Paleography is the study of old handwriting: the study of how it was written, the transcription of old documents, and the interpretation of these documents. This exhibit highlights how we have used paleography to transcribe two unique manuscripts from the Early Modern Era.
Early Modern Manuscripts
The “Great Man” style of study is common in history. You have likely studied using this style yourself. Perhaps you recall studying World War II by reading about world leaders, for example.
This is the Great Man Theory, which approaches history through the “Great Men” who had a profound impact in their time, and which therefore explains historical events through their actions. While this is a useful style of history, allowing us to grasp the big picture, large events, and historical trends, and is a common style as well, it ignores the lesser-known “common person.”
Excluding the more average and common individuals from history prevents us from learning more about how people lived, what they thought, and what they believed. By studying the common person, we gain a better understanding of both the era and the people who lived in it.

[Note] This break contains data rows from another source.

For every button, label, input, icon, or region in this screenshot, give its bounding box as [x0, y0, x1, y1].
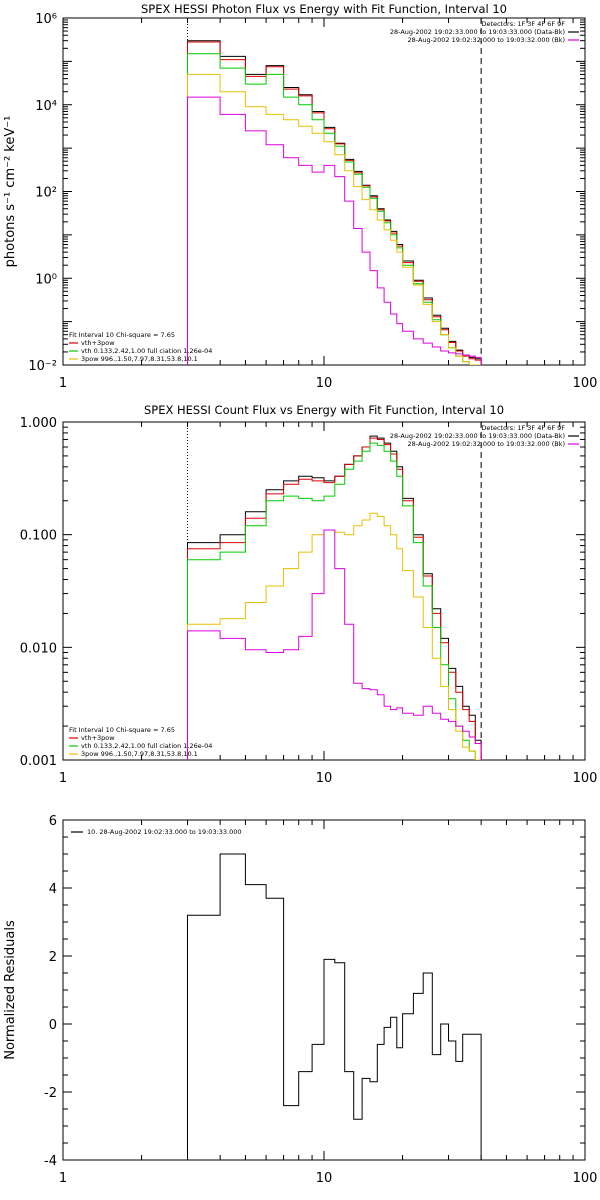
count-flux-panel: SPEX HESSI Count Flux vs Energy with Fit… [20, 403, 598, 786]
legend-bottom-left: Fit Interval 10 Chi-square = 7.65vth+3po… [69, 726, 212, 758]
series-group [187, 853, 482, 1160]
legend-entry: vth 0.133,2.42,1.00 full ciation 1.26e-0… [81, 742, 212, 750]
y-tick-label: 10⁶ [35, 12, 57, 27]
x-tick-label: 100 [573, 771, 598, 786]
series-group [187, 40, 482, 365]
y-axis-label: photons s⁻¹ cm⁻² keV⁻¹ [3, 116, 18, 268]
legend-entry: Fit Interval 10 Chi-square = 7.65 [69, 726, 175, 734]
y-tick-label: 10⁴ [35, 99, 57, 114]
y-tick-label: 10⁻² [28, 359, 57, 374]
x-tick-label: 1 [59, 1171, 67, 1186]
series-group [187, 435, 482, 760]
series-line-3 [187, 73, 482, 365]
legend-entry: vth+3pow [81, 734, 115, 742]
x-tick-label: 100 [573, 376, 598, 391]
x-tick-label: 10 [316, 1171, 333, 1186]
photon-flux-panel: SPEX HESSI Photon Flux vs Energy with Fi… [3, 2, 597, 391]
y-tick-label: 2 [49, 950, 57, 965]
y-tick-label: 6 [49, 814, 57, 829]
legend-entry: 3pow 996.,1.50,7.97,8.31,53.8,10.1 [81, 355, 198, 363]
legend-entry: Fit Interval 10 Chi-square = 7.65 [69, 331, 175, 339]
y-tick-label: 0.100 [20, 529, 57, 544]
y-axis-label: Normalized Residuals [3, 920, 18, 1060]
legend-entry: vth+3pow [81, 339, 115, 347]
y-tick-label: 1.000 [20, 416, 57, 431]
residuals-panel: 1 10 100 -4 -2 0 2 4 6 Normalized Residuals 10. 28… [3, 814, 597, 1186]
legend-top-left: 10. 28-Aug-2002 19:02:33.000 to 19:03:33… [71, 828, 242, 836]
x-tick-label: 100 [573, 1171, 598, 1186]
series-line-0 [187, 853, 482, 1160]
legend-entry: 28-Aug-2002 19:02:32.000 to 19:03:32.000… [408, 440, 565, 448]
series-line-0 [187, 435, 482, 760]
legend-entry: 3pow 996.,1.50,7.97,8.31,53.8,10.1 [81, 750, 198, 758]
legend-entry: Detectors: 1F 3F 4F 6F 9F [481, 424, 565, 432]
legend-entry: 28-Aug-2002 19:02:32.000 to 19:03:32.000… [408, 36, 565, 44]
x-tick-label: 1 [59, 771, 67, 786]
legend-entry: Detectors: 1F 3F 4F 6F 9F [481, 20, 565, 28]
y-tick-label: -4 [44, 1154, 57, 1169]
series-line-4 [187, 529, 482, 760]
series-line-1 [187, 41, 482, 365]
chart-title: SPEX HESSI Photon Flux vs Energy with Fi… [141, 2, 507, 16]
legend-entry: 28-Aug-2002 19:02:33.000 to 19:03:33.000… [390, 432, 565, 440]
y-tick-label: 10⁰ [35, 272, 57, 287]
x-tick-label: 10 [316, 771, 333, 786]
y-tick-label: -2 [44, 1086, 57, 1101]
y-tick-label: 4 [49, 882, 57, 897]
legend-entry: vth 0.133,2.42,1.00 full ciation 1.26e-0… [81, 347, 212, 355]
legend-entry: 28-Aug-2002 19:02:33.000 to 19:03:33.000… [390, 28, 565, 36]
series-line-0 [187, 40, 482, 365]
series-line-2 [187, 442, 482, 760]
y-tick-label: 10² [35, 186, 57, 201]
x-tick-label: 10 [316, 376, 333, 391]
series-line-1 [187, 437, 482, 760]
plot-frame [62, 17, 586, 366]
legend-bottom-left: Fit Interval 10 Chi-square = 7.65vth+3po… [69, 331, 212, 363]
series-line-3 [187, 512, 482, 760]
y-tick-label: 0.001 [20, 754, 57, 769]
x-tick-label: 1 [59, 376, 67, 391]
series-line-4 [187, 96, 482, 365]
legend-entry: 10. 28-Aug-2002 19:02:33.000 to 19:03:33… [87, 828, 242, 836]
y-tick-label: 0.010 [20, 641, 57, 656]
chart-title: SPEX HESSI Count Flux vs Energy with Fit… [144, 403, 504, 417]
series-line-2 [187, 53, 482, 365]
y-tick-label: 0 [49, 1018, 57, 1033]
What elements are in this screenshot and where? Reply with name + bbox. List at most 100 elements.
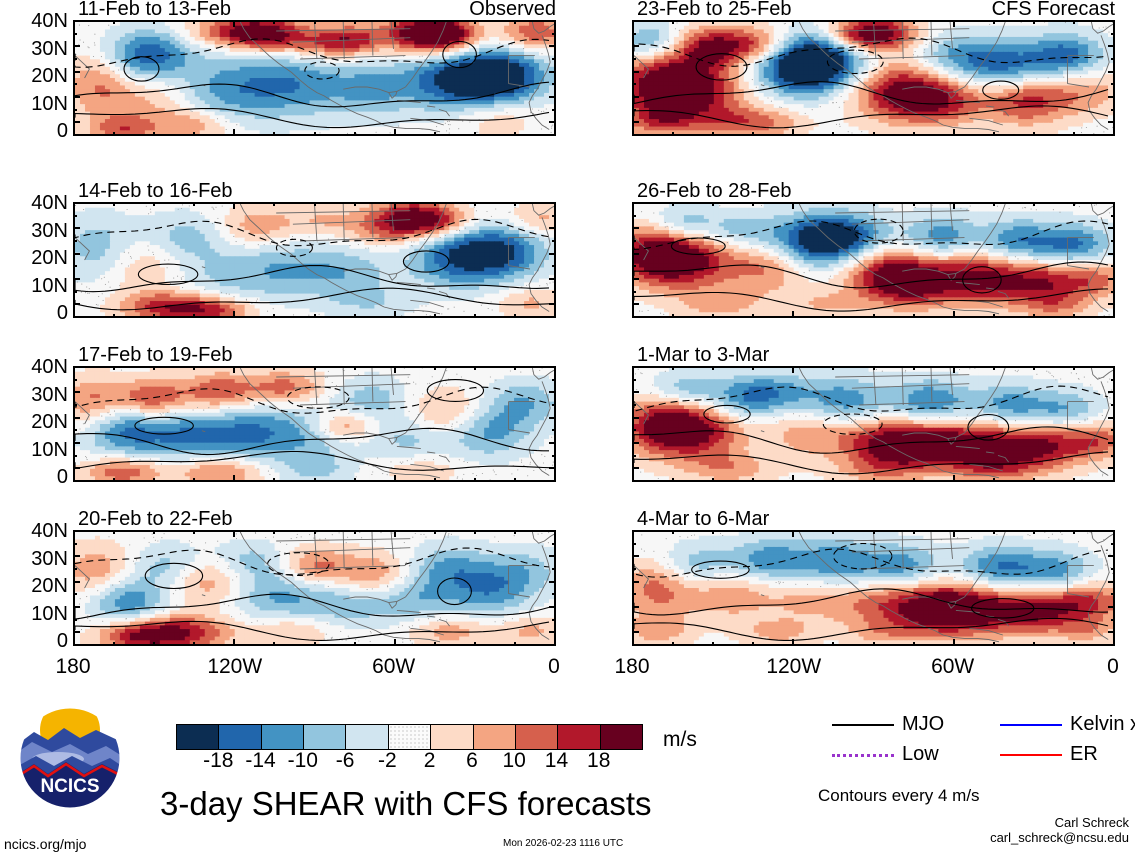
colorbar-swatch — [431, 725, 474, 749]
x-tick — [832, 20, 834, 24]
x-tick — [354, 314, 356, 318]
x-tick — [1033, 314, 1035, 318]
y-tick — [1111, 58, 1115, 60]
ncics-logo-text: NCICS — [40, 776, 99, 797]
x-tick — [752, 366, 754, 370]
site-url: ncics.org/mjo — [4, 837, 86, 852]
y-tick — [73, 366, 80, 368]
x-tick — [913, 478, 915, 482]
map-plot-area — [73, 530, 556, 646]
y-tick — [73, 480, 77, 482]
y-tick — [73, 278, 80, 280]
x-tick — [1033, 20, 1035, 24]
x-tick — [752, 478, 754, 482]
x-tick — [354, 366, 356, 370]
y-tick — [552, 215, 556, 217]
x-tick — [873, 202, 875, 206]
x-tick — [554, 639, 556, 646]
panel-title: 23-Feb to 25-Feb — [637, 0, 792, 19]
x-tick — [712, 314, 714, 318]
y-axis-tick-label: 10N — [0, 94, 68, 114]
y-tick — [632, 467, 639, 469]
column-header: CFS Forecast — [632, 0, 1115, 19]
y-tick — [549, 366, 556, 368]
x-tick — [873, 530, 875, 534]
y-tick — [73, 455, 77, 457]
x-tick — [913, 202, 915, 206]
x-tick — [273, 642, 275, 646]
x-tick — [953, 20, 955, 27]
y-axis-tick-label: 30N — [0, 385, 68, 405]
x-tick — [1033, 202, 1035, 206]
y-tick — [552, 455, 556, 457]
map-shading — [75, 368, 554, 480]
x-tick — [314, 642, 316, 646]
x-tick — [1113, 366, 1115, 373]
x-tick — [632, 311, 634, 318]
timestamp: Mon 2026-02-23 1116 UTC — [503, 838, 623, 849]
y-axis-tick-label: 10N — [0, 276, 68, 296]
x-tick — [434, 20, 436, 24]
x-tick — [1033, 478, 1035, 482]
x-tick — [993, 642, 995, 646]
map-shading — [634, 368, 1113, 480]
colorbar-tick-label: -2 — [378, 750, 397, 771]
panel-title: 14-Feb to 16-Feb — [78, 181, 233, 201]
x-tick — [1033, 132, 1035, 136]
x-tick — [394, 20, 396, 27]
y-tick — [549, 555, 556, 557]
x-tick — [1113, 475, 1115, 482]
x-tick — [672, 202, 674, 206]
x-tick — [153, 20, 155, 24]
y-tick — [552, 134, 556, 136]
map-plot-area — [632, 202, 1115, 318]
x-tick — [632, 475, 634, 482]
x-tick — [554, 202, 556, 209]
y-tick — [549, 71, 556, 73]
y-tick — [1108, 391, 1115, 393]
x-tick — [792, 530, 794, 537]
x-tick — [273, 530, 275, 534]
y-tick — [632, 644, 636, 646]
x-tick — [792, 202, 794, 209]
x-tick — [993, 132, 995, 136]
y-tick — [552, 568, 556, 570]
y-tick — [1111, 291, 1115, 293]
ncics-logo-graphic: NCICS — [19, 707, 121, 809]
map-shading — [75, 204, 554, 316]
x-tick — [1073, 530, 1075, 534]
x-axis-tick-label: 60W — [368, 656, 420, 677]
x-tick — [832, 642, 834, 646]
x-tick — [354, 478, 356, 482]
x-tick — [832, 314, 834, 318]
y-tick — [73, 109, 77, 111]
x-tick — [394, 366, 396, 373]
x-tick — [474, 478, 476, 482]
y-tick — [73, 227, 80, 229]
y-tick — [549, 253, 556, 255]
y-tick — [552, 379, 556, 381]
x-tick — [1073, 366, 1075, 370]
x-tick — [712, 132, 714, 136]
x-tick — [514, 202, 516, 206]
x-tick — [73, 639, 75, 646]
y-tick — [632, 227, 639, 229]
y-tick — [1111, 593, 1115, 595]
x-axis-tick-label: 60W — [927, 656, 979, 677]
colorbar-swatch — [346, 725, 389, 749]
author-name: Carl Schreck — [990, 815, 1129, 830]
y-tick — [549, 96, 556, 98]
y-tick — [632, 619, 636, 621]
x-tick — [434, 642, 436, 646]
x-tick — [792, 129, 794, 136]
y-tick — [552, 58, 556, 60]
x-tick — [273, 132, 275, 136]
y-tick — [1108, 366, 1115, 368]
legend-label: Low — [902, 744, 939, 765]
x-tick — [953, 530, 955, 537]
y-tick — [632, 20, 639, 22]
x-tick — [752, 314, 754, 318]
x-tick — [913, 20, 915, 24]
x-tick — [474, 314, 476, 318]
y-tick — [1108, 96, 1115, 98]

Our two manuscripts, Jerimyes Prognostication and The Religious Meditations of John Eaton, were not written by any “Great Men.” They were written by individuals who were simply living in the Early Modern Era, providing us with profound insight into contemporary thoughts and beliefs.
Our focus on these manuscripts was therefore intentional. To understand more of this era and the religious thought that suffused it, such manuscripts are key–but even researchers may struggle at times with the handwriting!
Using paleography, the study of old handwriting, we have transcribed these unique documents.
With each manuscript now fully readable and accessible, it is now possible for them to be widely utilized by researchers everywhere seeking to discover more about the Early Modern Era and the religious thought that suffused it.